Studi confermano: i fidget spinner aiutano la concentrazione

Uno studio si è focalizzato sulle "palline antistress", verificando su un campione di 29 studenti una diminuzione delle distrazioni e un aumento anche delle capacità di scrittura

I fidget spinner, quella specie di trottola con tre lobi che ultimamente spopola tra i ragazzi e non solo, potrebbe effettivamente avere qualche uso pratico, favorendo la calma e la concentrazione negli adulti, e aiutando forse anche i bambini con deficit di attenzione. Lo affermano diversi studi che si sono concentrati sul “fidgeting”, la pratica di giocherellare con oggetti per mantenere alta l’attenzione o per calmarsi.

Uno studio pilota in un liceo in Georgia, ricorda ad esempio in un articolo, esperta dell’università della California di Santa Cruz, si è focalizzato sulle “palline antistress”, verificando su un campione di 29 studenti una diminuzione delle distrazioni e un aumento anche delle capacità di scrittura. “Il mio gruppo di ricerca ha studiato a lungo come le persone utilizzano questo tipo di oggetti. Nonostante qualche volta possano sembrare una distrazione per gli altri hanno qualche utilità negli adulti, mentre l’utilizzo nei bambini è ancora oggetto di studio”.
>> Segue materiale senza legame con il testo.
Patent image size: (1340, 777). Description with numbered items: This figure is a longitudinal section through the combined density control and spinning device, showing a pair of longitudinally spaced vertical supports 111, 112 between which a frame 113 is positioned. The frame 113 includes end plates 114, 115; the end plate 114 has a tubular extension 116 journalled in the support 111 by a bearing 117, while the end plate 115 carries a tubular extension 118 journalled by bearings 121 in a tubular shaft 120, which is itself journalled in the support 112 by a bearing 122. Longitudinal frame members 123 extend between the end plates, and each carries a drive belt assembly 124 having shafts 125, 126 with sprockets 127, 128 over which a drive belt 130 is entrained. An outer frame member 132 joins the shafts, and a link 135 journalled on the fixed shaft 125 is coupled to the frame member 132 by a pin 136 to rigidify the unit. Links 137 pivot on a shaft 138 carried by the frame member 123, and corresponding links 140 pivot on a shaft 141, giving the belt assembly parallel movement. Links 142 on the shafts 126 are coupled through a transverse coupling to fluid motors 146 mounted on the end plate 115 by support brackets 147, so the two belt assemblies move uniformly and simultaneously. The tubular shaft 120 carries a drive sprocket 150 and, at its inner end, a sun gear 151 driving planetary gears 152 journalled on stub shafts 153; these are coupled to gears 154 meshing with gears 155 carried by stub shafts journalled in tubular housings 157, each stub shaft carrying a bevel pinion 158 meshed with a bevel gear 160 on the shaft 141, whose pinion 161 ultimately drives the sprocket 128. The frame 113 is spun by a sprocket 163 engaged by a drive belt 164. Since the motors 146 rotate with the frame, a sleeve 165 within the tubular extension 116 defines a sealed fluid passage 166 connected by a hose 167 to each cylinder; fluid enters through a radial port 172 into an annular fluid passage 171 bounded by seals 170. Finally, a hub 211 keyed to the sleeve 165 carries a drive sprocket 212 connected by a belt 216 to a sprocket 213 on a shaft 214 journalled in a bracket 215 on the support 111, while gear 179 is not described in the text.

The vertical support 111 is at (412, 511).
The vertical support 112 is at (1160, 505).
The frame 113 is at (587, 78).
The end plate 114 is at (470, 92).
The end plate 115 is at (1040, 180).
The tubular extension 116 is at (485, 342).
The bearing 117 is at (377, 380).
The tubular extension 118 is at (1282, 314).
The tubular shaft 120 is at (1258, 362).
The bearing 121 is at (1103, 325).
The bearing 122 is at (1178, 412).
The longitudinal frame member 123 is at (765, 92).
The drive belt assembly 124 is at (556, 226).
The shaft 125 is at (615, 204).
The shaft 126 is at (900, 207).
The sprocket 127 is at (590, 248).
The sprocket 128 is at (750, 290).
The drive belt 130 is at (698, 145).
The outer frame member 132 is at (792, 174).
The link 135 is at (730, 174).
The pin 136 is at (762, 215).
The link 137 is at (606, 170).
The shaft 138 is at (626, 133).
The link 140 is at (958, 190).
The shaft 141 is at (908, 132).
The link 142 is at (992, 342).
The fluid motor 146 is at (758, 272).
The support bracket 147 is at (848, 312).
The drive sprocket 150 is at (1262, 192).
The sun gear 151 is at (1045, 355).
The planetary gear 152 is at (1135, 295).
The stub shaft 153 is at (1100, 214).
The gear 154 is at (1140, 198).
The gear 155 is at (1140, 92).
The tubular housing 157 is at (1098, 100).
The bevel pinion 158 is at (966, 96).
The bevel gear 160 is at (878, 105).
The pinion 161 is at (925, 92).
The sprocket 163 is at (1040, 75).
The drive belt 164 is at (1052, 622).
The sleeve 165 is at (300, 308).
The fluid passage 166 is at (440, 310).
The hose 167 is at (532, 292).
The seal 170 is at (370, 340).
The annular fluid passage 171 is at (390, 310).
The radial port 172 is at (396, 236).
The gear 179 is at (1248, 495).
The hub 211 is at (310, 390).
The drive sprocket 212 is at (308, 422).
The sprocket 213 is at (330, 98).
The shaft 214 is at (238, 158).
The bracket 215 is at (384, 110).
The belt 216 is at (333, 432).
Proprio sui bambini con problemi di deficit di attenzione e iperattività si è concentrato lo studio di Julie Schweitzer dell’università della California Davis, pubblicato su Child Neuropsichology. Bimbi con la diagnosi di Adhd che avevano oggetti da manipolare sono risultati più precisi nell’eseguire dei compiti complessi in laboratorio. Su questo tema però non tutti gli scienziati sono d’accordo. “I problemi di questo tipo sono difficili da trattare, per cui non ci sono soluzioni semplici, mi sembra troppo bello per essere vero”.

Sulla base scientifica dei benefici ci sono diverse teorie, raccolte ad esempio nel libro “Fidget to focus” degli psicologi americani Roland Rotz e Sarah Wrighte. Una spiegazione può essere che il “fidgeting” tenga impegnata una parte del cervello che altrimenti sarebbe impegnata da pensieri casuali. Un’altra teoria dice che il movimento del corpo sia parte integrante del processo di elaborazione delle idee. Una possibilità è anche che l’uso dei gadget sia una specie di “mini rituale”, che quindi dà i benefici che ad esempio chi è ansioso trova nel prepararsi meticolosamente ripetendo gli stessi gesti prima di un impegno.